As indicated by the above, the rather strict inclusion and exclusion criteria of the clinical sample are both strengths and limitations of this study. Specifically, we sought to have a group of surgical patients who were as similar as possible to reduce the potential for confounding variables. Thus, these findings do suggest that lower scores will likely occur among individuals with sclerosis of the right hippocampus, and who have undergone RTL resection. Though further studies are needed in this area, this would help us to explain the possible consequences of surgery upon cognitive functioning. There have already been several clinical cases at Yale where post RTL patients with persistent memory complaints had previously passed all memory tests, while they did poorly on the BLT. This information was successfully used to help then develop compensatory strategies for visual memory difficulties at home and work. Though limited in number, these experiences do suggest the need to better understand the effects of anterior RTL resections and that such information may help patients compensate for their expected difficulties.

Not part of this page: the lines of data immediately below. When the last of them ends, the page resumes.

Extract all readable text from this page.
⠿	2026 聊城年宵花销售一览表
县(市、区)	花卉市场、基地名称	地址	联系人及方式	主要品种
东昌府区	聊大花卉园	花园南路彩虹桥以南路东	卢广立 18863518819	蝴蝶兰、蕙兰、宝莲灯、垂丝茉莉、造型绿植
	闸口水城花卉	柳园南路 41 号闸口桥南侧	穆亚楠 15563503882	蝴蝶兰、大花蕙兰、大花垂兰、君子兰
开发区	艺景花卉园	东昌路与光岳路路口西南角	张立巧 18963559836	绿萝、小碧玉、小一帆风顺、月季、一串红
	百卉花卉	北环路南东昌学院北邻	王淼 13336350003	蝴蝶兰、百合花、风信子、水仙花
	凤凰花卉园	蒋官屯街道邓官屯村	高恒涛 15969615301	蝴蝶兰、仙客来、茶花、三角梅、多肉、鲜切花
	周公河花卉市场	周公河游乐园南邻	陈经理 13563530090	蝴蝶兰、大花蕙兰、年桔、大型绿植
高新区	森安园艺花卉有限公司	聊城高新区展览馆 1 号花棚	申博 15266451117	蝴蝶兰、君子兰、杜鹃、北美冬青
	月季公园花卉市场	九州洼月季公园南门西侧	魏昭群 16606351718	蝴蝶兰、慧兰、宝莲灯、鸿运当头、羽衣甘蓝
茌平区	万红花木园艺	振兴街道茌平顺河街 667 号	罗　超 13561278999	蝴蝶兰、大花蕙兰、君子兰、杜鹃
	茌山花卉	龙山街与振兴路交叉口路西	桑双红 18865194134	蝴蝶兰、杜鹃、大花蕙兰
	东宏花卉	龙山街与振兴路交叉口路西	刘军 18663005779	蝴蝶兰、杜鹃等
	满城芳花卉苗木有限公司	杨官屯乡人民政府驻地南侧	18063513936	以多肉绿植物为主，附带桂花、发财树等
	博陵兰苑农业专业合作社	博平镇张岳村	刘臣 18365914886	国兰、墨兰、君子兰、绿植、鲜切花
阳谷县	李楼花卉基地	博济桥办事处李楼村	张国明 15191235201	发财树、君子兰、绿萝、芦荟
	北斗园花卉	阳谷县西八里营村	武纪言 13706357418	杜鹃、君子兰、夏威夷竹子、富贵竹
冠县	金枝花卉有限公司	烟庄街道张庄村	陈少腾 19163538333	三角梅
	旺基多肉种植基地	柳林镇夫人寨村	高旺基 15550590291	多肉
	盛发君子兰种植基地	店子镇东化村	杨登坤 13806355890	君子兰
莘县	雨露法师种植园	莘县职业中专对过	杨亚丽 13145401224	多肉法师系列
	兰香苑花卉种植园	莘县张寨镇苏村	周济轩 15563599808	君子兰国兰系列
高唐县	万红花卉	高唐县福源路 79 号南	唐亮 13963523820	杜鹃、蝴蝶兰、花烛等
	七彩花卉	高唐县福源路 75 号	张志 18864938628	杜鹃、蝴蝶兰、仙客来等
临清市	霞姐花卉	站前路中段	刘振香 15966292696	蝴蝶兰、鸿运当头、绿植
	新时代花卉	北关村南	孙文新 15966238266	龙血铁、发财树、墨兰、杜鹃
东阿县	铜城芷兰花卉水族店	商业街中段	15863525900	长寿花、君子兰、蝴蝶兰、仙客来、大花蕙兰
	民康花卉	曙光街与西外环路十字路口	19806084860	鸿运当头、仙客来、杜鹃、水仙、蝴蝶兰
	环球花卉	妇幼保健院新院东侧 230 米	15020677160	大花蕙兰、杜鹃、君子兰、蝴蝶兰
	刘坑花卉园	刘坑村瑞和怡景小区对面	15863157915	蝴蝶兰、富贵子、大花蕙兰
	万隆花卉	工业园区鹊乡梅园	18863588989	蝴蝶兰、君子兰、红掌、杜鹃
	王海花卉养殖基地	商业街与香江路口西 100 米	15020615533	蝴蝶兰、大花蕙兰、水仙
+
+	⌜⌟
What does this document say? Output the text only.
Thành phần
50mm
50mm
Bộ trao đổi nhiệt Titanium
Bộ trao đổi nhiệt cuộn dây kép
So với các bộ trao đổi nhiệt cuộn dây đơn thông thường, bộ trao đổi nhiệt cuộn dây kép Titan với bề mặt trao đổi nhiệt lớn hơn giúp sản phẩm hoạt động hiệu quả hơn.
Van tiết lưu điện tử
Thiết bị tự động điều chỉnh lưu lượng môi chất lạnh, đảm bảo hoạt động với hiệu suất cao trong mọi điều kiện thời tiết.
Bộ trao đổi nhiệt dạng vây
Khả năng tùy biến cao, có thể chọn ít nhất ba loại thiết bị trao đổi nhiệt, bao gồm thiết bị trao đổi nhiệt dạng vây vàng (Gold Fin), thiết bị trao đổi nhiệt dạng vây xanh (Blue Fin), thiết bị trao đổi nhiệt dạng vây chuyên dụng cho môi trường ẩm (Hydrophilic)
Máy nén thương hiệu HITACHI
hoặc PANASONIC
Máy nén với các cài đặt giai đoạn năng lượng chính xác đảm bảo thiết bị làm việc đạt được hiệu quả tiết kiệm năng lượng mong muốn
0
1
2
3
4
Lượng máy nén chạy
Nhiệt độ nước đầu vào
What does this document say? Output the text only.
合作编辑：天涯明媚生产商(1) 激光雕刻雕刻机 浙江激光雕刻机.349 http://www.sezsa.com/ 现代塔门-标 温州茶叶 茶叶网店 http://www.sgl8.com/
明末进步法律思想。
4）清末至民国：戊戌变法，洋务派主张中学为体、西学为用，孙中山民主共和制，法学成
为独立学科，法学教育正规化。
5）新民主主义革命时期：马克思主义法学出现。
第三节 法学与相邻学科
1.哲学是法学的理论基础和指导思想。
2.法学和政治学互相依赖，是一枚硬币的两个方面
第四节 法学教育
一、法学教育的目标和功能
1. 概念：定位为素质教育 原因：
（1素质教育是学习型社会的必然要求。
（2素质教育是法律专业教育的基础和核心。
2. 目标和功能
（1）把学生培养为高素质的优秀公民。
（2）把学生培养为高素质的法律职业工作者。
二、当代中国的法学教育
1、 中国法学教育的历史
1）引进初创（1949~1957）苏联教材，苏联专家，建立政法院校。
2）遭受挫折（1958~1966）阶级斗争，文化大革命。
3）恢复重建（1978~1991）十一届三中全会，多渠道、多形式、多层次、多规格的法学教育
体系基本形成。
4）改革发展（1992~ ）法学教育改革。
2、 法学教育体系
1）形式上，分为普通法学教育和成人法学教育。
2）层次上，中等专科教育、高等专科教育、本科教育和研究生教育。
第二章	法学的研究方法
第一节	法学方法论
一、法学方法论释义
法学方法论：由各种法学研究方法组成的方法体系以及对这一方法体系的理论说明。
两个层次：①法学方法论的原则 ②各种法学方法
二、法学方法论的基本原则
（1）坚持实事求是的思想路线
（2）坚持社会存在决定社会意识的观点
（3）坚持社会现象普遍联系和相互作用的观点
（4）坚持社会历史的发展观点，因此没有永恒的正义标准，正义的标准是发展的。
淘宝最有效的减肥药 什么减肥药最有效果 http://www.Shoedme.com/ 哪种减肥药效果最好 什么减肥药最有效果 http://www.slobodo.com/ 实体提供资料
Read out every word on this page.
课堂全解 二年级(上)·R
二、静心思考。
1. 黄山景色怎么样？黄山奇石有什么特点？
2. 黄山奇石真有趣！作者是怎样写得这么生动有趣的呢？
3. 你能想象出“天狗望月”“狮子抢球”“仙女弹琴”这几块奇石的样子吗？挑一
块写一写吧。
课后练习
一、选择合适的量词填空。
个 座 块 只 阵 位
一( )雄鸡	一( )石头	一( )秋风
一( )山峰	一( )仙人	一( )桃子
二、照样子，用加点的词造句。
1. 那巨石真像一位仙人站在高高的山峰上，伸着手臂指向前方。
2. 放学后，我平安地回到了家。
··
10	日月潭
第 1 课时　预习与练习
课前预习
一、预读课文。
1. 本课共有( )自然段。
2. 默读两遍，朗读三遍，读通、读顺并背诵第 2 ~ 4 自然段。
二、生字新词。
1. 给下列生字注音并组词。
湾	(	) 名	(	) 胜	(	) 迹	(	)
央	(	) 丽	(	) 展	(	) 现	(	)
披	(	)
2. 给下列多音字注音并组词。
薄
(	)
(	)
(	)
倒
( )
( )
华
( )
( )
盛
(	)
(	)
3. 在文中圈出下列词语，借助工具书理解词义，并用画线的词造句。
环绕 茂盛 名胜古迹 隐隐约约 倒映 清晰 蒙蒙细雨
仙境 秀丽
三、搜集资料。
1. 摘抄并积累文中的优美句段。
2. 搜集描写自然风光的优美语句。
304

On the other hand these results do not provide information about how accurate the BLT would be at differentiating right from left mesial temporal lobe epilepsy prior to surgery, nor do the results indicate how function changes with surgery. Thus, a future study should clearly include pre and post surgical right and left mesial temporal lobe epilepsy patients. Indeed, the BLT is currently being included in all pre and post adult epilepsy cases in the Yale Neuropsychology Section, but the heterogeneity of such cases would naturally require a larger sample size than in the current study. Such a study will help us better understand whether this test may provide additional clinical evidence for localization of seizure onset, help patients better understand the potential risks in anterior mesial temporal lobectomies, and thereby provide additional information for informed choices.
4.3 Conclusions
In summary, these results suggest that the BLT does differentiate the cognitive effects associated with right versus left mesial temporal lobe resection. In addition to providing some clinical support for this test, this article also provides normative data for adults which can further promote its clinical use. The use of Z scores in the current study further suggests that there is a clinically relevant difference between right and left TL resection groups, in addition to the statistical differences between these groups. Though, additional studies are warranted that include both pre and post surgical data using larger sample sizes, this is a solid first step at exploring the efficacy of a test that measures memory for locations in a new manner.
Acknowledgments
We dedicate this article to the memory of Susan S. Spencer and want to acknowledge the enormous contributions she made to advances within the field of epilepsy. We miss her expertise and wit, which made clinical and research discussions so enjoyable.
Portions of this project were funded by the American Association of University Professors - Connecticut State University Faculty Research Grants BROR51 and BROR61; and National Institutes of Health grants R01-CA101318 and R01-AG19771. Non-authors who assisted with the study include: Joanna Marino, Kathy Korell, Alison Finstad, and Alison Kristi Sather from the University of North Dakota.